Insisto en esto, porque estaba tan lleno de miedos y de dudas que cualquier palabra fuera de lugar, cualquier silencio inesperado, podría haber sido fácilmente la excusa que buscaba para echarme atrás.
Empieza el proceso, en el que voy trabajando una serie de temas de la mano de mi referente y psicóloga en la asociación. Poco a poco, la confianza en el proceso va ganando terreno a la incertidumbre y un brote de ilusión por el resultado empieza a crecer. Sin ser todavía muy consciente, existe la sensación de que algo se está empezando a mover.
Entre sesión y sesión, un par de ideas, reflexiones o mensajes resuenan más que otras, y a su vez dan paso a cuestiones nuevas que no puedo esperar a comentar en la siguiente sesión. Trato de tomarme en serio los deberes que me proponen. No son ni demasiado fáciles ni demasiado difíciles. Son llevaderos, en su mayoría.
Van saliendo puntos importantes: ansiedad, culpa, estigma, Consentimiento, autoaceptación, dolor… No todos quedan totalmente resueltos de inmediato. Algunos son de cocción lenta.
En mi caso, la autoaceptación sigue a medio camino dos años después.
Pasan unos meses, y tras participar en el GAP, llega al momento de enfrentarme a mi primer Grupo De Palabras.
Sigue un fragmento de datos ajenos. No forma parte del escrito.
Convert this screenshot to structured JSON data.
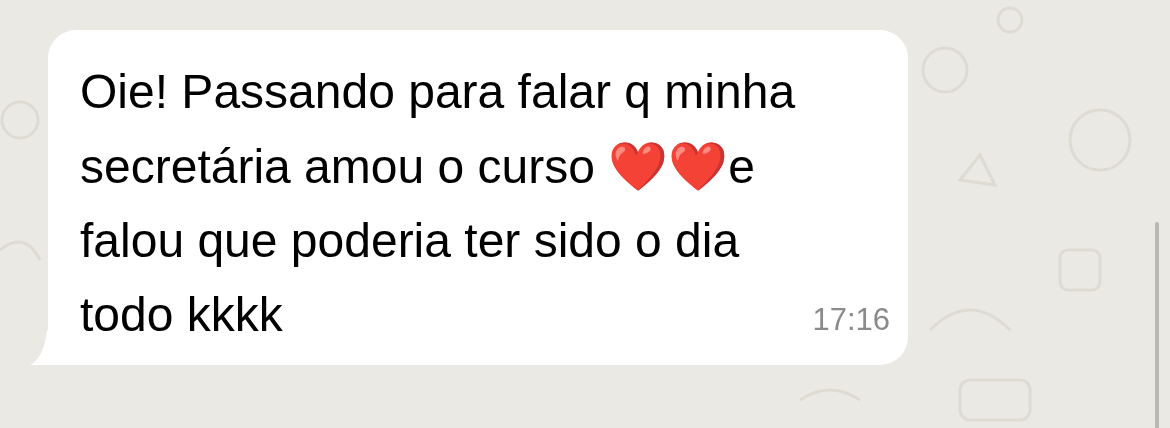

Del primer grupo me quedó un aprendizaje de carácter más “técnico”, y la sorprendente y novedosa sensación de no sentirme empequeñecido ante un
grupo de personas como de costumbre, ya que el resto de participantes se encontraban en una situación similar o peor que la mía.
Y por fin, asisto de forma presencial a mi primer Grupo de Palabas que, aunque cada uno de los pasos dados previamente eran totalmente necesarios, para mí resultó ser el momento más transformador y de mayor impacto en todo este proceso.
Para mí fue un antes y un después, una revolución, algo cambió radicalmente. Fue tomar consciencia definitiva. Sobre todo, fue tomar consciencia sobre las víctimas y su dolor: en mi mente fue como si pasasen de ser personajes de un cómic en blanco y negro y en dos
dimensiones, a tener tres dimensiones, a moverse, a tener voz, pensamientos, y sobre todo, a sentir dolor.
Poco tiempo después, terminó mi proceso con Àngel Blau como tal, aunque sigo asistiendo a los Grupos de palabras online y me gustaría volver a participar algún día en un GAP.
A lo largo de mi paso por Àngel Blau, mi vida ha cambiado en tantos aspectos, que sería difícil reflejarlo aquí. La pedofilia y la ansiedad no han desaparecido del todo. Nunca lo harán, pero ahora las puedo gestionar, ya no son un problema y, sobre todo, ya no me da miedo hacer daño a nadie. Ojalá me hubiera encontrado con Àngel Blau mucho antes, pero no hubiera tenido sentido de no haber estado preparado para ello.
Como cierre a este testimonio, quiero dar fe y poner negro sobre blanco, que cada vez que Àngel Blau logra que un pedófilo no se convierta en pederasta, o que un pederasta no reincida, pone a más niños y niñas a salvo. Y no se me ocurre una misión más noble que esta.